Toni22 More than 1 year ago
I was widowed at the age of 57 - my husband Glenn was 58 when he died which is similar to Genevieve's experience. As widows know it takes awhile to focus long enough to read but I encourage new widows to read it as soon as you think you can focus. There are parts where I felt she was looking over my shoulder and writing about my experiences. Like all "how to survive" books - there are parts that didn't apply to me but most of it did. It even helped me to teach others how to act or react to a friend who suddenly loses her past and her future. For instance saying "I'm here for you - just give me a call - let me know if you need anything" puts the responsibility on the widow to first know what she needs and to contact the person. Rather Genevieve tells us to be specific with something like - "I'd like to come over on Tuesday with dinner." I found myself saying to my family that it frustrates me when people say just call if you need anything - I didn't know what I needed - "do you want to take out my trash, can you bring my husband back, can you change my future." This book helped me cope and understand that they are just trying to help but they don't know what to do either. I appreciated this book so much that I sent it to my friend who recently lost her husband at the age of 58. Is there something magical about that number 58? Anyway, it is a good resource and I highly recommend it.
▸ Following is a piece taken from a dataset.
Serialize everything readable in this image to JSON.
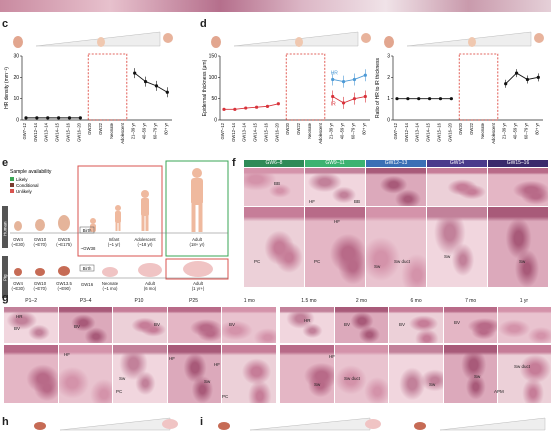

jspur More than 1 year ago
I lost my husband at age 46 and felt so lost and so overwhelmed at what I needed to do. This book not only helped to explain some of the feelings and things I had already gone through, but it also prepared me for things that were still to come. Widow to widow lists many tips and explanations on things you will go through that most people don't even think about...like removing your wedding rings permanently or cleaning out the closets. This book doesn't just take you through the grieving process but continues on to give you the hope and confidence you need to move on in your life and make it become whatever you want it to be. I was so encouraged by this book that I not only recommend it, but I have found that it is one of the best gifts I can give to any of my friends or family that suffer the loss of their loved one.
RRZ More than 1 year ago
This is the book I wish had been written when I was widowed at age 40. It covers so much of what the widow goes through beginning with the death and through the grieving process. It is not necessarily a "grief" book, it is a "how to survive now that I am no longer a wife" book. I have given this book to others who have lost a husband.
Anonymous More than 1 year ago
An excellent book for widows. Through my experience I found that this book helped me understand the process of losing my spouse.